NY Post Cans Reporter Who Filed NYPD Stop-and-Frisk Lawsuit


Upon learning that the New York Civil Liberties Union was suing the New York City police department on behalf of a New York Post reporter, we joked around that perhaps this union was a sign that mankind was entering a new era of peace and harmony. If only it were true.

But back to reality: As reported with some glee by The Daily News, The New York Post has severed ties with Leonardo Blair, the freelance reporter who was stopped by the NYPD and filed the lawsuit.

From the News:

The Jamaican-born reporter was let go, in part, because the paper’s editors were caught off guard by the suit he filed May 7, sources told the Daily News.
In a first-person feature that ran in the Post in December, Blair detailed how two cops stopped and searched him near his Bronx home moments after he parked his car on the street.

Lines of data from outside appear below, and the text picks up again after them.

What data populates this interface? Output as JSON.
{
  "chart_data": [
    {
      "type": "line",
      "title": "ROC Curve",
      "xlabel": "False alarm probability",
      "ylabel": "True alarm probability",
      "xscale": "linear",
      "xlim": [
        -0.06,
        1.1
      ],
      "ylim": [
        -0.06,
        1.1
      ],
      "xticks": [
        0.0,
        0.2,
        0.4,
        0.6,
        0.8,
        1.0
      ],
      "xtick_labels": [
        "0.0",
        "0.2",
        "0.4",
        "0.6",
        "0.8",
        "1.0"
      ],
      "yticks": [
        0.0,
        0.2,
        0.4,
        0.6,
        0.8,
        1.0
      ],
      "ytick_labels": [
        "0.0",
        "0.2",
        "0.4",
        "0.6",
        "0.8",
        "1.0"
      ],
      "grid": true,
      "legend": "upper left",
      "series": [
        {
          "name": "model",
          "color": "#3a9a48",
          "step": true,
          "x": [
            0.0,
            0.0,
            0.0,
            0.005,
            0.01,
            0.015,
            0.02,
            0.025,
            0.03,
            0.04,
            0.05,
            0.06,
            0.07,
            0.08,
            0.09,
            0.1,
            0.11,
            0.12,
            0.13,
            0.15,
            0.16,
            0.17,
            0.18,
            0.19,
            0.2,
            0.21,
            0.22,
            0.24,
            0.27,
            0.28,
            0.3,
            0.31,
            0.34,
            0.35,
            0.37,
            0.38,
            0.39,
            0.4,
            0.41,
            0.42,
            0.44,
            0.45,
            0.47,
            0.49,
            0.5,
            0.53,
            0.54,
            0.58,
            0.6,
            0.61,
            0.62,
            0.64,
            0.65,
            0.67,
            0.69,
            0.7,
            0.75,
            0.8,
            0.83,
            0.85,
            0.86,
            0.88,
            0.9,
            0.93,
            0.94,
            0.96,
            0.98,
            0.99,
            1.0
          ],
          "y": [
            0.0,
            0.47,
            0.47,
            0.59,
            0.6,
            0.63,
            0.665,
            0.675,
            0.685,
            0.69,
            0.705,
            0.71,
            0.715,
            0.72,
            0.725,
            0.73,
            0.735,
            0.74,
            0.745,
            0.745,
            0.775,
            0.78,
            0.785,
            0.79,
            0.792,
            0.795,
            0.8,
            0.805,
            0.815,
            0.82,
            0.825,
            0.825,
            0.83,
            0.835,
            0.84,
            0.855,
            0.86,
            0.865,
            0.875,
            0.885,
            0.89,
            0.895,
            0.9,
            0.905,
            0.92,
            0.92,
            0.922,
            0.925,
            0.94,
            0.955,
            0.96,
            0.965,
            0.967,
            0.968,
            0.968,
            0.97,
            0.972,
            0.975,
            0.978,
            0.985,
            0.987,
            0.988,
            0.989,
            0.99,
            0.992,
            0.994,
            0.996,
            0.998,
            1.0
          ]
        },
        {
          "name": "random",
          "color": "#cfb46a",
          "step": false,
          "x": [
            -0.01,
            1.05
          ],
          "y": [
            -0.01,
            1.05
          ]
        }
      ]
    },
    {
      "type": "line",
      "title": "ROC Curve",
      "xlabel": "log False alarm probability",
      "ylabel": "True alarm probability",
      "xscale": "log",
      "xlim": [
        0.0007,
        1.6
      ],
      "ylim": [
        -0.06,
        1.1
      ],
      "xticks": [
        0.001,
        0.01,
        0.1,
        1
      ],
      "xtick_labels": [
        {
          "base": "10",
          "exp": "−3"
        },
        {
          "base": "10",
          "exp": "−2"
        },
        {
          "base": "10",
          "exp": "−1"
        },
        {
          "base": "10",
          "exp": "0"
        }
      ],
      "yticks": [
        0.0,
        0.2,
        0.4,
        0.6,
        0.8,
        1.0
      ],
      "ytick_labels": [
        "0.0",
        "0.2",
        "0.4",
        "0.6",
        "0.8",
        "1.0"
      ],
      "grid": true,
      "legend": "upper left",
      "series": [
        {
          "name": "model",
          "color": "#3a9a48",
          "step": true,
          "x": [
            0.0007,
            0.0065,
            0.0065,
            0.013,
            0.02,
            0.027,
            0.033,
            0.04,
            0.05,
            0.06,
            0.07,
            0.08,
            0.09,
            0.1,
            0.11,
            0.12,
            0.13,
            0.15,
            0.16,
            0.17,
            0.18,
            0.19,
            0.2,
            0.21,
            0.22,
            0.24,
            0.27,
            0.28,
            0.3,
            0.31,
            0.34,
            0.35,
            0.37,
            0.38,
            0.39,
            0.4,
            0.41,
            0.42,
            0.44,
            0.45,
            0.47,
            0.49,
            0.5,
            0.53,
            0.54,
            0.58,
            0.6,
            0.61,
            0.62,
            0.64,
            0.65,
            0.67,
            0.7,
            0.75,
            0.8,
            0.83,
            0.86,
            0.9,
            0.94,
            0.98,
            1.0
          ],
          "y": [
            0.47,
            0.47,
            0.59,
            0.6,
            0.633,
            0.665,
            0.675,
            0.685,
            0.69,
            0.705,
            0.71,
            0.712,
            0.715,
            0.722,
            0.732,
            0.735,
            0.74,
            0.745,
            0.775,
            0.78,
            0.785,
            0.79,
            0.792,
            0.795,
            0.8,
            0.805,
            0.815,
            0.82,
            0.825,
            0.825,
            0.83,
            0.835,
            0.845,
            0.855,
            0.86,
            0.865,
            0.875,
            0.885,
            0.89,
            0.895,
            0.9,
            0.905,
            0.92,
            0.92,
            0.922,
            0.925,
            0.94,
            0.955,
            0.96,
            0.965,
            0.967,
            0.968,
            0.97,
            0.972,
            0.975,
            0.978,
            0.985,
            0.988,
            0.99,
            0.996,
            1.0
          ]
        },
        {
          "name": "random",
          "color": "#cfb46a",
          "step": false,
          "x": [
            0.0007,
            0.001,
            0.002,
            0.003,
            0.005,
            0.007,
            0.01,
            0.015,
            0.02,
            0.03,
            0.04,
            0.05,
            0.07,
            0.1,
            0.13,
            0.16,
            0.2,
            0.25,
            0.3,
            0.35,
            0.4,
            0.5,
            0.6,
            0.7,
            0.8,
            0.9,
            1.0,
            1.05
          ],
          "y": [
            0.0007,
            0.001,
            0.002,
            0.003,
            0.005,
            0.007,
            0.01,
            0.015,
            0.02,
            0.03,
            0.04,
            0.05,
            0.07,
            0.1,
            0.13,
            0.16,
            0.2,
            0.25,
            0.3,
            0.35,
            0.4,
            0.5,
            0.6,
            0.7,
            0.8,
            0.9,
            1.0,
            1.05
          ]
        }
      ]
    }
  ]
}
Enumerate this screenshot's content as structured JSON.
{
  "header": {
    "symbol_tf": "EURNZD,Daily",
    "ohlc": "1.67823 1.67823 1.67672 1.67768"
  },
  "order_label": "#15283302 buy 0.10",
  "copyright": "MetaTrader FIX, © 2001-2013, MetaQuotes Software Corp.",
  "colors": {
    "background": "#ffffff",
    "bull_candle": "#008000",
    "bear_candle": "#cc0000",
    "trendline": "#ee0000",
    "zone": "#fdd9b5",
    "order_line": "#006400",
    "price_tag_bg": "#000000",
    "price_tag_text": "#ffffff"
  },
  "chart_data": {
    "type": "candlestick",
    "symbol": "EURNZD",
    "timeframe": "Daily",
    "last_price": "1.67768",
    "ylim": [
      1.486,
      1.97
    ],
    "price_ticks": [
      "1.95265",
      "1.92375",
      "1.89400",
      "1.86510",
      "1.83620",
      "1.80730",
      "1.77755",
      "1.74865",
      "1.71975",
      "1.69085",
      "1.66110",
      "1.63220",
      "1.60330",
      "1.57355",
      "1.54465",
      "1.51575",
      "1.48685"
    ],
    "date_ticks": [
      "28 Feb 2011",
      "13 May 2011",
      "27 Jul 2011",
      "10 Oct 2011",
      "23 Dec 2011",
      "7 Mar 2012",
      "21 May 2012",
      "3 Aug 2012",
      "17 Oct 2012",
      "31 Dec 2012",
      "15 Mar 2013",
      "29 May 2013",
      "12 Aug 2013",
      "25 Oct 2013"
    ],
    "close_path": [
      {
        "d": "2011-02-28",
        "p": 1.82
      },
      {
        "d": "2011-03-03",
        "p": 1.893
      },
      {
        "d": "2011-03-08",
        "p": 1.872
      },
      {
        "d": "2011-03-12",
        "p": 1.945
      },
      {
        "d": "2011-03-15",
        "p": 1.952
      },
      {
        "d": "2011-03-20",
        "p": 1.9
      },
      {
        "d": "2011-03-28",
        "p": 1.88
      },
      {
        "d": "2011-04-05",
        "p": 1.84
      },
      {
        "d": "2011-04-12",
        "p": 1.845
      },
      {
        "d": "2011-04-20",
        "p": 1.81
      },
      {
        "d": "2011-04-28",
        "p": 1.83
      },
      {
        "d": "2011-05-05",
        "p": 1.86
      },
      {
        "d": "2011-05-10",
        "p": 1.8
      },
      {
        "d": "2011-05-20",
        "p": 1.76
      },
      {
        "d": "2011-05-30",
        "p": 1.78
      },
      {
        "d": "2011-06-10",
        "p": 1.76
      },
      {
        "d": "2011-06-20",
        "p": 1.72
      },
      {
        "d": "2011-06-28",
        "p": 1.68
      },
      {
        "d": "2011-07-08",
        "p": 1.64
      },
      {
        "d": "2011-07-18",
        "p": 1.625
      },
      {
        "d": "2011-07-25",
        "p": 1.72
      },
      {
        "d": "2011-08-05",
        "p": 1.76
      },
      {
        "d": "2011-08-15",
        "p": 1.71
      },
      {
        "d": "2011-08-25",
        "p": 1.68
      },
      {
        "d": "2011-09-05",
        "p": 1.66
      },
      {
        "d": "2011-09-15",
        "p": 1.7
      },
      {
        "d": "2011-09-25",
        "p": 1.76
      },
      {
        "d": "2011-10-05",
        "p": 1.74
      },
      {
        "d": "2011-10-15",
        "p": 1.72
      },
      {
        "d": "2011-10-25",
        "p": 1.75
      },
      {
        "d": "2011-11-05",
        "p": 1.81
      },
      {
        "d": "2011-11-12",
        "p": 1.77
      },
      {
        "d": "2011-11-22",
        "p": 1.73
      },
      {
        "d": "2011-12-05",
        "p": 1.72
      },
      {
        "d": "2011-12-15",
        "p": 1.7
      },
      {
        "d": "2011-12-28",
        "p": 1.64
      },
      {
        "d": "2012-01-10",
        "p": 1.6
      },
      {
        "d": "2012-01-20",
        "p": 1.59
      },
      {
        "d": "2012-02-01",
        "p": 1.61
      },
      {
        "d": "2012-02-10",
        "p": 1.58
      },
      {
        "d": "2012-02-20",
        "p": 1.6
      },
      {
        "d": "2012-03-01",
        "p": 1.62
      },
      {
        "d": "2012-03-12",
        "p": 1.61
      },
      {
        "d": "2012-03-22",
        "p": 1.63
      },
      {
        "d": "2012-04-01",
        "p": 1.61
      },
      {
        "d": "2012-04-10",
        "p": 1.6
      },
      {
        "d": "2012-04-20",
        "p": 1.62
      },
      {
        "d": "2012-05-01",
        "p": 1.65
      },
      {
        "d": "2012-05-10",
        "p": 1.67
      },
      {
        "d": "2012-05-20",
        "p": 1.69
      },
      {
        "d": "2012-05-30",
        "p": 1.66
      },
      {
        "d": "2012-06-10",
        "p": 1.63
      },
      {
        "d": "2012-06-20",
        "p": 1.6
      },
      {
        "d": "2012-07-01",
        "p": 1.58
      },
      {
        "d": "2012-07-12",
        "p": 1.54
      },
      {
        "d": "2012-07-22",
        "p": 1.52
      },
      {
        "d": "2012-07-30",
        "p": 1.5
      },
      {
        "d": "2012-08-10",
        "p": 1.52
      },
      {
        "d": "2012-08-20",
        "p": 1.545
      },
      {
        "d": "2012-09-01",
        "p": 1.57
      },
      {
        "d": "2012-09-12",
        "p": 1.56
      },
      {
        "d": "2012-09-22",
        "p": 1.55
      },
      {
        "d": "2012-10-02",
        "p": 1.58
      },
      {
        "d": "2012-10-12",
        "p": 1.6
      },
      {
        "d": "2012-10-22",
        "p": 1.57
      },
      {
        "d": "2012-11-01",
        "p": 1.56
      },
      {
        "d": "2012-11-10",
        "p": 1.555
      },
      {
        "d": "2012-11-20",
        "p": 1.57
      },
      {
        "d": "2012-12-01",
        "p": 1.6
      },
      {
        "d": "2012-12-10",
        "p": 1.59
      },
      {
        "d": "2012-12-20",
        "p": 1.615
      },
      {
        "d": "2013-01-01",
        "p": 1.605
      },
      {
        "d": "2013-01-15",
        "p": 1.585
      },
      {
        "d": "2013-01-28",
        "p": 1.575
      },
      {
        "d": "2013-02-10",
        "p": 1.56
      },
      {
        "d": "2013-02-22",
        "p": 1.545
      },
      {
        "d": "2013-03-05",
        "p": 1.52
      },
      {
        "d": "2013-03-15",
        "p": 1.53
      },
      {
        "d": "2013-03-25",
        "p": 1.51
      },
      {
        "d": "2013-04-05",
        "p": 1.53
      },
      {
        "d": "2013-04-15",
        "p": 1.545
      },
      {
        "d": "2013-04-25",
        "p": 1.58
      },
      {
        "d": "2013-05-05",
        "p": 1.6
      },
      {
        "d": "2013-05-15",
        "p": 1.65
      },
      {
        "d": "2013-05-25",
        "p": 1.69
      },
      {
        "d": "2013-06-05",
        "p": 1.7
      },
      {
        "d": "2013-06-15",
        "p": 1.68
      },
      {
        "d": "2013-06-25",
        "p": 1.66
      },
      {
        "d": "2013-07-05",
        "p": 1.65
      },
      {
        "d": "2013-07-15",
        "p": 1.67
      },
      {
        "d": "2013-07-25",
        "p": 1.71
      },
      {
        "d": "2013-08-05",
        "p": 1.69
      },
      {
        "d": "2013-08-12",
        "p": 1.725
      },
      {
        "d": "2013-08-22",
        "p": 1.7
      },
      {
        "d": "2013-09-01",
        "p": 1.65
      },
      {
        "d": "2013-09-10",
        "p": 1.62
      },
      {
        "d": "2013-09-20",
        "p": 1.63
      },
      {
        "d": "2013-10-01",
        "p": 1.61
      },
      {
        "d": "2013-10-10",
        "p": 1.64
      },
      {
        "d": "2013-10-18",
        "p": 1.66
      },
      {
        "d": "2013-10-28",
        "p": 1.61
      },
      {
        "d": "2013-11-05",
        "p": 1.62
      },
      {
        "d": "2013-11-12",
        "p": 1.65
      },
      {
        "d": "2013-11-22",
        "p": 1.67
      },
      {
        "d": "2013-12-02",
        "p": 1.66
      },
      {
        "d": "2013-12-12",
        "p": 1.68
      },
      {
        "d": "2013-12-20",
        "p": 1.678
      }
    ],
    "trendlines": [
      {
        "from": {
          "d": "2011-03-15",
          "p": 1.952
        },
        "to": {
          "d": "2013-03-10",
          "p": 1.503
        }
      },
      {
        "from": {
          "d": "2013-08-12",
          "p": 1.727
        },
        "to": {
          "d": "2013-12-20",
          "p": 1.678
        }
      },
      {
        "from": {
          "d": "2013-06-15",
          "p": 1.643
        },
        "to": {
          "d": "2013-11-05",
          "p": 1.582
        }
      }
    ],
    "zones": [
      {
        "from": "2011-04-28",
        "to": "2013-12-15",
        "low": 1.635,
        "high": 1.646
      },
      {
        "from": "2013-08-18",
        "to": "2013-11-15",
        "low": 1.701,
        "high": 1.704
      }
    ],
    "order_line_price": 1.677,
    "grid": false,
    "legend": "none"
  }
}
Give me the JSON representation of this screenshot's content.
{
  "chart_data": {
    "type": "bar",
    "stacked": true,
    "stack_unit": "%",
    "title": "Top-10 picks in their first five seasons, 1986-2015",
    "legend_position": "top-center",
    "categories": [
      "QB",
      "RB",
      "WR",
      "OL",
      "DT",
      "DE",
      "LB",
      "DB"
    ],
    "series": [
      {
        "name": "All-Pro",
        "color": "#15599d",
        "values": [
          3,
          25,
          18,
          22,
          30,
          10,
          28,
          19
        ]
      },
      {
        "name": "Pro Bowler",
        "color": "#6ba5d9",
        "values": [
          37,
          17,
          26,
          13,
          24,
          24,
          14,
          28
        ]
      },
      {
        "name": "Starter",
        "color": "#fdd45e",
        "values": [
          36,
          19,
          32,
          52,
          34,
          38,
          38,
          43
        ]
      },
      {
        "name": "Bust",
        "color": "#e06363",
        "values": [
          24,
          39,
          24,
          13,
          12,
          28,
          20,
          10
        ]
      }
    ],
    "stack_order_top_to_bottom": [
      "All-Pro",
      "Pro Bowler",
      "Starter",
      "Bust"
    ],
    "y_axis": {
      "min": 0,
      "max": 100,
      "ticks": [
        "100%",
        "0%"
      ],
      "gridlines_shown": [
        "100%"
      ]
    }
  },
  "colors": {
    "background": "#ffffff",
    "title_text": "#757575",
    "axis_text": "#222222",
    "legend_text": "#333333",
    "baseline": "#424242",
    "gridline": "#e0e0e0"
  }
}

The incident came amid a spike in complaints lodged against the NYPD by minority-group members claiming they were stopped and frisked by police based on nothing more than skin color.

Blair, who earned a master’s degree in journalism from Columbia University, charged in his suit that he was the victim of racial profiling. On the lookout for car burglars, two cops stopped Blair on Nov. 28, 2007, after he parked his car and began walking toward his Allerton home.

The officers, William Castillo and Eric Reynolds, cuffed Blair and took him to the 49th Precinct stationhouse, where he was given a summons for disobeying a lawful order and making unreasonable noise. Blair was released after he told cops that he worked for the Post.

The charges against him were later dismissed by a judge.

Oh, well so much for a kinder, gentler New York Post.